Quick Start

There are two syntaxes for creating callback properties. The first option is to create a CallbackProperty instance at the class level:

class Foo(object):
    bar = CallbackProperty(5)  # initial value is 5
    baz = CallbackProperty()   # intial value is None

These behave like normal instance attributes. Altnernatively, you can use the decorator syntax (all lowercase and with an underscore) to implement custom getting and setting logic:

class Foo(object):

    @callback_property
    def bar(self):
        ... getter function ....

    @bar.setter
    def bar(self, value):
       ... setter function ...

To attach a function to a callback property, use the add_callback() function:

def callback(new_value):
    print('new value is %g' % new_value)

f = Foo()
add_callback(f, 'bar', callback)

# The following will print 'new value is 10'
f.bar = 10

Note

When calling add_callback(), the callback property is referred to by name, as a string.

You can also write callbacks that receive both the old and new value of the property, by setting echo_old=True in add_callback():

def callback(old, new):
    print('changed from %s to %s' % (old, new))

f = Foo()
add_callback(f, 'bar', callback, echo_old=True)

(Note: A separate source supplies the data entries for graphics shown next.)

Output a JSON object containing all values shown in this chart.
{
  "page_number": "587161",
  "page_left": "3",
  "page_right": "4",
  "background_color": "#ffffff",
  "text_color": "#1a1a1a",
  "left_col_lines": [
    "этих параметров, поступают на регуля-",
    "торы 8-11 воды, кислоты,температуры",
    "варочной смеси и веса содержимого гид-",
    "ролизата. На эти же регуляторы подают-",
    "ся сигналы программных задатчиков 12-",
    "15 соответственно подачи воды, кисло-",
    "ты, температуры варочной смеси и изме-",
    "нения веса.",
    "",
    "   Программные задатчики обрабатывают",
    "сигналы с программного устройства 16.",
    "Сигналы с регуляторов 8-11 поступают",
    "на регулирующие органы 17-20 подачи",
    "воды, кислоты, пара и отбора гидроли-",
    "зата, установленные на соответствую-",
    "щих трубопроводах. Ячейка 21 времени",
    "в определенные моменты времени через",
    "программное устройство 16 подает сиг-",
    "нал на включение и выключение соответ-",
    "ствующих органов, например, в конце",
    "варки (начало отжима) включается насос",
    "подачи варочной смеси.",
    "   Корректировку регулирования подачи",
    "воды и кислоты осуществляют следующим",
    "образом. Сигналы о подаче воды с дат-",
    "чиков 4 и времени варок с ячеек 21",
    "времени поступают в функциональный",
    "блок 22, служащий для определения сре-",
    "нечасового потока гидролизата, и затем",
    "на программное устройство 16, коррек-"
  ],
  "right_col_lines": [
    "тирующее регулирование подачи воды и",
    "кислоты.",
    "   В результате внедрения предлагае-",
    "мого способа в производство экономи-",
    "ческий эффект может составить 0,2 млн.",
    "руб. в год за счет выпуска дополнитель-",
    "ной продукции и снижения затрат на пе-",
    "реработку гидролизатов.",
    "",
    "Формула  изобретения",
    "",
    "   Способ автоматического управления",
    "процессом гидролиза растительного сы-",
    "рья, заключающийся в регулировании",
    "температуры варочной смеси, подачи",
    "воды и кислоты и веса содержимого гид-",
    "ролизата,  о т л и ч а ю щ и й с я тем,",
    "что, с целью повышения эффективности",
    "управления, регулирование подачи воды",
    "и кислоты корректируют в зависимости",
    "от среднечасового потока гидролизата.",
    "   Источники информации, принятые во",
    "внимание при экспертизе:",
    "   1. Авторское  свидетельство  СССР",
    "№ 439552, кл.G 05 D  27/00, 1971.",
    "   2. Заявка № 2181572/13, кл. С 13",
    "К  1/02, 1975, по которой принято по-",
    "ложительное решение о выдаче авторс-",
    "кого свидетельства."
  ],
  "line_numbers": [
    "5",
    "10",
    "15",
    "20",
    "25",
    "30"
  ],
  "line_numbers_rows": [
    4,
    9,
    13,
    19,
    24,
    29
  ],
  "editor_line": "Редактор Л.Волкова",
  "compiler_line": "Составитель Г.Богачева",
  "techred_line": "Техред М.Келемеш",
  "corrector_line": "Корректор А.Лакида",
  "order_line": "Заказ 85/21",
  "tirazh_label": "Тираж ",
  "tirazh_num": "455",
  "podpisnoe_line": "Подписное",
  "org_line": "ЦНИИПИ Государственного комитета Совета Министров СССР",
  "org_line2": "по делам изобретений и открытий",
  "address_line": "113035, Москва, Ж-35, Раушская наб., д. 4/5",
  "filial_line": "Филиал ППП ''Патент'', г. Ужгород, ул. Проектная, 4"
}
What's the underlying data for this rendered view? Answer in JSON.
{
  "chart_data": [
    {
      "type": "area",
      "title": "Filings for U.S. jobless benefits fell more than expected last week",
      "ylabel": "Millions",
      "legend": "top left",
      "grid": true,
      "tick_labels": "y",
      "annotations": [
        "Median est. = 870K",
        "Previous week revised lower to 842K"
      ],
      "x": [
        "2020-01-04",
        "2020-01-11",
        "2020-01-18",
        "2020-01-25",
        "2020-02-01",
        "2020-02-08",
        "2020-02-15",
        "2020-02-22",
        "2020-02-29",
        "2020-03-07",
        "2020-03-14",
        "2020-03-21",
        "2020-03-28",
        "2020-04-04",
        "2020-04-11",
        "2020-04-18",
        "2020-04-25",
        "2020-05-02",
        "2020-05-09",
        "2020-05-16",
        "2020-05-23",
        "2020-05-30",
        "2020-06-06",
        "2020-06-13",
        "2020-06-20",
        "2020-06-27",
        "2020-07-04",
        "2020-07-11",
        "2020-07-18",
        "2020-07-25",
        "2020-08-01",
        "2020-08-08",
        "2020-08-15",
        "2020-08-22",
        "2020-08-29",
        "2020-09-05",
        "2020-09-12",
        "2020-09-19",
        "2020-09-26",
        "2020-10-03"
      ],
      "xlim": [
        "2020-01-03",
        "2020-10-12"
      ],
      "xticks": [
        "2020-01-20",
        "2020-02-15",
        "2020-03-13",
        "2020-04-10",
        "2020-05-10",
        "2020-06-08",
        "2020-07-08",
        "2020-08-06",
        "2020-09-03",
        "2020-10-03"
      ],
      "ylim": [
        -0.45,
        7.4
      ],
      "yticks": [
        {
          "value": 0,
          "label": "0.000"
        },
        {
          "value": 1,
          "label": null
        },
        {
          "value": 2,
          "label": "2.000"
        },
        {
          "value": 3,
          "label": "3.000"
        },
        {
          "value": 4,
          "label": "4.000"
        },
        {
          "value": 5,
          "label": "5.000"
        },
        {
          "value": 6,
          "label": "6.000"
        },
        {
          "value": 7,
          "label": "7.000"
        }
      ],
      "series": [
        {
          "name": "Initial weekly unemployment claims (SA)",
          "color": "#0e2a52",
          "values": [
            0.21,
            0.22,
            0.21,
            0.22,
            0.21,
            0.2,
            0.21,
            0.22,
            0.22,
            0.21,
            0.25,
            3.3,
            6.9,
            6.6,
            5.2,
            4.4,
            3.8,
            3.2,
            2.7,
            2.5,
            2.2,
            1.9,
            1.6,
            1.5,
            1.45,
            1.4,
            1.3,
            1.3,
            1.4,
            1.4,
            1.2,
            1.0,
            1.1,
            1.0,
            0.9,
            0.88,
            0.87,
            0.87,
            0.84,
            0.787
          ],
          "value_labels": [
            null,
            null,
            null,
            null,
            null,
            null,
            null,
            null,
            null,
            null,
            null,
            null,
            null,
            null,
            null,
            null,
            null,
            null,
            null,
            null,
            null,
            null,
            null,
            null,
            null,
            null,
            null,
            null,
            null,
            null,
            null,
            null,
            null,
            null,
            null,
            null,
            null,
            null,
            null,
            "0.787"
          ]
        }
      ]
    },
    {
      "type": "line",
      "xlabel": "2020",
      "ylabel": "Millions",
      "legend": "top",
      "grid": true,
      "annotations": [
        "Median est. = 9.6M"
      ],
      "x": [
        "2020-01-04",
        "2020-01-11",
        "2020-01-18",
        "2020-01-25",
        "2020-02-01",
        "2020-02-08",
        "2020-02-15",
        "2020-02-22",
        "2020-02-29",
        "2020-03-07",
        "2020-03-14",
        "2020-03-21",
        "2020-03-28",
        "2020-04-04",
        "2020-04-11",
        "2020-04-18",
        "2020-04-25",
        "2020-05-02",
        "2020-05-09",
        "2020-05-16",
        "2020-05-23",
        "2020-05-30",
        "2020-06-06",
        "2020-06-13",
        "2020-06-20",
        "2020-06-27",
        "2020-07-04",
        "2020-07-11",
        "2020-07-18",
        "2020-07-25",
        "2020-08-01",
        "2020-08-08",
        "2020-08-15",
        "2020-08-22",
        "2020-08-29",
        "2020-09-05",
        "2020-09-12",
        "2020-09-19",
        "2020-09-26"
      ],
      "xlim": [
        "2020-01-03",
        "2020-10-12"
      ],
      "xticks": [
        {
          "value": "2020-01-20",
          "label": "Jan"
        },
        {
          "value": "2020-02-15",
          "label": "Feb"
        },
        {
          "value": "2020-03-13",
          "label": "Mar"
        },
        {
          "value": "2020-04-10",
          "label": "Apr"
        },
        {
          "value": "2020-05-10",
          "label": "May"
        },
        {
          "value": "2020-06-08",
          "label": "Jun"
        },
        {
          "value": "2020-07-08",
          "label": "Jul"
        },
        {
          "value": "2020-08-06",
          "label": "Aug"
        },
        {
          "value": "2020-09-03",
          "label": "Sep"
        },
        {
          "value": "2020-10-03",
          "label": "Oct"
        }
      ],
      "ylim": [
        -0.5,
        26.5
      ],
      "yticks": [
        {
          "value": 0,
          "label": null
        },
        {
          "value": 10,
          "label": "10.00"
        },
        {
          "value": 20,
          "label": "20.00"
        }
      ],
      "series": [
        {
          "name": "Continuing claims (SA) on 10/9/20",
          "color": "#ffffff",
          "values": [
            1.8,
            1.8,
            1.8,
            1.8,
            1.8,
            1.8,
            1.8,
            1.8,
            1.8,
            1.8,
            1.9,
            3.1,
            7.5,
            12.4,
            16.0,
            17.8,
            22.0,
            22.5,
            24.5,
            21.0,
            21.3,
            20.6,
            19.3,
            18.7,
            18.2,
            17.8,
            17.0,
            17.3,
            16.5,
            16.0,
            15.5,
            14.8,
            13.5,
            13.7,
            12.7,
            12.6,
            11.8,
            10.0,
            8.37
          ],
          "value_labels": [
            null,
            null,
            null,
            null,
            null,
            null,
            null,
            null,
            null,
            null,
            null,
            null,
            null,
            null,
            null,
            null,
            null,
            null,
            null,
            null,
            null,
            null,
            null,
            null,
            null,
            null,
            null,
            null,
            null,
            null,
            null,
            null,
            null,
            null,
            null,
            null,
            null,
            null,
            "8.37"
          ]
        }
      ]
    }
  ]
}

# The following will print 'changed from 5 to 10'
f.bar = 10

Delaying, ignoring, and removing callbacks

Callback functions can be removed with remove_callback():

remove_callback(f, 'bar', callback)

The ignore_callback() and delay_callback() context managers temporarily disable callbacks from being called:

with delay_callback(f, 'bar'):
    f.bar = 10
    f.bar = 20
    f.bar = 30

Inside the context manager, none of the callbacks for f.bar will be called – this is useful in situations where you might be making temporary, incremental changes to a callback property. The difference between delay_callback() and ignore_callback() is whether any callbacks will be invoked at the end of the context block. Callbacks are never triggered inside ignore_callback(), where as they are triggered a single time inside delay_callback() if the final state has changed.

Property aliases

When renaming a callback property, you can use CallbackPropertyAlias to maintain backward compatibility by creating an alias that redirects to the new property name:

class Foo(object):
    line_color = CallbackProperty('red')  # new name
    linecolor = CallbackPropertyAlias('line_color')  # old name

The alias is transparent – getting or setting via the alias accesses the target property. Callbacks attached via either name are registered on the target property:

f = Foo()
add_callback(f, 'linecolor', callback)  # attaches to line_color
f.line_color = 'blue'  # triggers callback

By default, aliases are silent. To emit deprecation warnings when the alias is used, set deprecated=True or provide a custom warning message:

linecolor = CallbackPropertyAlias('line_color', deprecated=True)
lc = CallbackPropertyAlias('line_color', warning='Use line_color instead')

For SelectionCallbackProperty and other subclasses, the alias proxies attribute access to the target, so methods like get_choices and set_choices work through the alias.